The RNA sourced from wastewater is of lower quality for the longer sequence reads necessary to identify multiple mutations in a single RNA amplicon. Wastewater detection relies on the capacity of a pathogen to be shed into wastewater, and pathogens or variants with altered fecal shedding may create new challenges for detection. Wastewater surveillance cannot provide data in residential areas that are not served by municipal sewer systems and thus excludes some residences, even in urban areas such as Louisville/Jefferson County.

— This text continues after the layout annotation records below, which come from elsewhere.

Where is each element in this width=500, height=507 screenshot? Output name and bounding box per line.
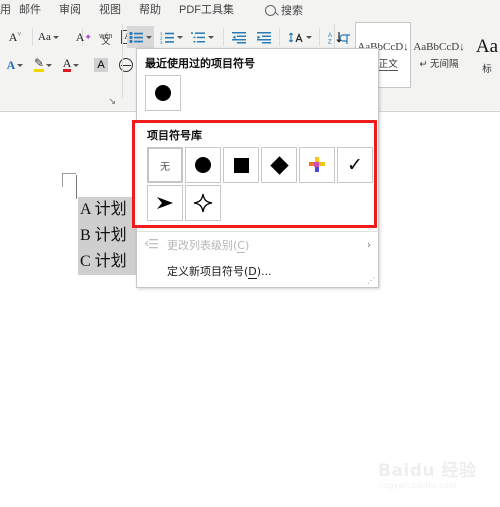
style-sample: Aa bbox=[475, 35, 499, 57]
filled-square-icon bbox=[233, 157, 249, 173]
tab-pdf-tools[interactable]: PDF工具集 bbox=[170, 0, 243, 20]
multilevel-list-icon bbox=[191, 31, 205, 42]
line-spacing-icon bbox=[289, 32, 303, 42]
bullets-button[interactable] bbox=[127, 26, 154, 48]
bullet-library-title: 项目符号库 bbox=[147, 129, 202, 142]
multilevel-list-button[interactable] bbox=[189, 26, 216, 48]
change-case-button[interactable]: Aa bbox=[36, 26, 61, 48]
resize-grip-icon[interactable]: ⋰ bbox=[367, 276, 375, 285]
bullet-filled-circle[interactable] bbox=[185, 147, 221, 183]
increase-indent-icon bbox=[256, 31, 271, 43]
bullet-none-label: 无 bbox=[160, 161, 170, 173]
svg-text:Z: Z bbox=[328, 39, 332, 44]
character-shading-button[interactable]: A bbox=[90, 54, 112, 76]
menu-item-change-list-level[interactable]: 更改列表级别(C) › bbox=[137, 232, 380, 258]
bullet-recent-filled-circle[interactable] bbox=[145, 75, 181, 111]
text-cursor bbox=[76, 175, 77, 199]
menu-item-label: 更改列表级别(C) bbox=[167, 239, 250, 253]
filled-circle-icon bbox=[155, 85, 171, 101]
style-name: 标 bbox=[482, 63, 492, 75]
decrease-indent-button[interactable] bbox=[228, 26, 250, 48]
list-level-icon bbox=[137, 238, 167, 253]
pilcrow-icon bbox=[338, 33, 350, 44]
arrow-bullet-icon bbox=[157, 197, 173, 209]
style-item-no-spacing[interactable]: AaBbCcD↓ ↵ 无间隔 bbox=[411, 22, 467, 88]
chevron-right-icon: › bbox=[367, 239, 371, 251]
bullets-icon bbox=[129, 31, 143, 43]
numbering-icon: 1 2 3 bbox=[160, 31, 174, 44]
menu-item-define-new-bullet[interactable]: 定义新项目符号(D)... bbox=[137, 258, 380, 284]
colored-flower-icon bbox=[309, 157, 325, 172]
bullet-filled-square[interactable] bbox=[223, 147, 259, 183]
increase-indent-button[interactable] bbox=[253, 26, 275, 48]
font-dialog-launcher[interactable]: ↘ bbox=[106, 96, 116, 106]
phonetic-guide-button[interactable]: wén 文 bbox=[95, 26, 117, 48]
clear-formatting-button[interactable]: A ✦ bbox=[73, 26, 95, 48]
ribbon-tab-bar: 用 邮件 审阅 视图 帮助 PDF工具集 搜索 bbox=[0, 0, 500, 20]
filled-circle-icon bbox=[195, 157, 211, 173]
tab-view[interactable]: 视图 bbox=[90, 0, 130, 20]
bullet-library-section: 项目符号库 无 ✓ bbox=[135, 123, 374, 223]
font-color-button[interactable]: A bbox=[60, 54, 82, 76]
bullet-checkmark[interactable]: ✓ bbox=[337, 147, 373, 183]
search-icon bbox=[265, 4, 276, 16]
style-item-heading[interactable]: Aa 标 bbox=[467, 22, 500, 88]
four-point-star-icon bbox=[193, 193, 213, 213]
bullet-none[interactable]: 无 bbox=[147, 147, 183, 183]
svg-text:3: 3 bbox=[160, 40, 163, 44]
recent-bullets-row bbox=[137, 75, 378, 117]
menu-item-label: 定义新项目符号(D)... bbox=[167, 265, 272, 279]
numbering-button[interactable]: 1 2 3 bbox=[158, 26, 185, 48]
show-formatting-marks-button[interactable] bbox=[334, 28, 356, 50]
grow-font-button[interactable]: A˅ bbox=[4, 26, 26, 48]
bullet-library-highlight-box: 项目符号库 无 ✓ bbox=[132, 120, 377, 228]
filled-diamond-icon bbox=[269, 155, 289, 175]
document-line[interactable]: C 计划 bbox=[78, 249, 144, 275]
svg-text:A: A bbox=[328, 33, 332, 39]
bullet-arrow[interactable] bbox=[147, 185, 183, 221]
bullet-library-dropdown: 最近使用过的项目符号 项目符号库 无 ✓ 更改列表级别(C) › 定义新项目符号… bbox=[132, 48, 380, 288]
decrease-indent-icon bbox=[231, 31, 246, 43]
tab-help[interactable]: 帮助 bbox=[130, 0, 170, 20]
bullet-four-point-star[interactable] bbox=[185, 185, 221, 221]
checkmark-icon: ✓ bbox=[347, 153, 363, 176]
bullet-filled-diamond[interactable] bbox=[261, 147, 297, 183]
tab-mail[interactable]: 邮件 bbox=[10, 0, 50, 20]
bullet-colored-flower[interactable] bbox=[299, 147, 335, 183]
ribbon-group-font: A˅ Aa A ✦ wén 文 A ✎ A A ↘ bbox=[2, 20, 135, 112]
style-name: ↵ 无间隔 bbox=[419, 58, 459, 70]
style-sample: AaBbCcD↓ bbox=[413, 40, 465, 53]
tab-review[interactable]: 审阅 bbox=[50, 0, 90, 20]
word-window: 用 邮件 审阅 视图 帮助 PDF工具集 搜索 A˅ Aa A ✦ wén 文 … bbox=[0, 0, 500, 507]
line-spacing-button[interactable] bbox=[287, 26, 314, 48]
text-effects-button[interactable]: A bbox=[4, 54, 26, 76]
text-highlight-color-button[interactable]: ✎ bbox=[32, 54, 54, 76]
recent-bullets-title: 最近使用过的项目符号 bbox=[145, 57, 255, 70]
search-box[interactable]: 搜索 bbox=[265, 2, 303, 18]
bullet-library-grid: 无 ✓ bbox=[147, 147, 375, 223]
search-label: 搜索 bbox=[281, 5, 303, 17]
tab-partial[interactable]: 用 bbox=[0, 0, 10, 20]
margin-marker bbox=[62, 173, 76, 187]
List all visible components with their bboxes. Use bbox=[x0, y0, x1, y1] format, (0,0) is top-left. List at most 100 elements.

The limit of detection for wastewater surveillance in terms of the smallest number of infections in a community that can be detected is not well established; thus, wastewater surveillance should be used in combination with clinical testing.

Conclusion

This is an ideal time to improve public health surveillance systems for pathogens, and wastewater-based genomic surveillance represents a feasible and comprehensive complement to established approaches. Furthermore, the addition of genomic sequencing to the wastewater surveillance framework may provide a more comprehensive assessment of regional viral infection surveillance when compared to clinical testing alone. The value of this project to the public health and clinical scientific community rests on the ability to produce compelling evidence that SARS-CoV-2 genomic surveillance is cost-effectively enhanced through a complementary wastewater and clinical testing framework. There is an important value in using a broad perspective approach to identify low-abundance variants early from a few samples. A natural extension of this work is to consider pathogens of interest in wastewater being examined in either a targeted fashion or using a more global approach where all pathogens are monitored. Further, this study has developed novel insights from evidence-based public health practices.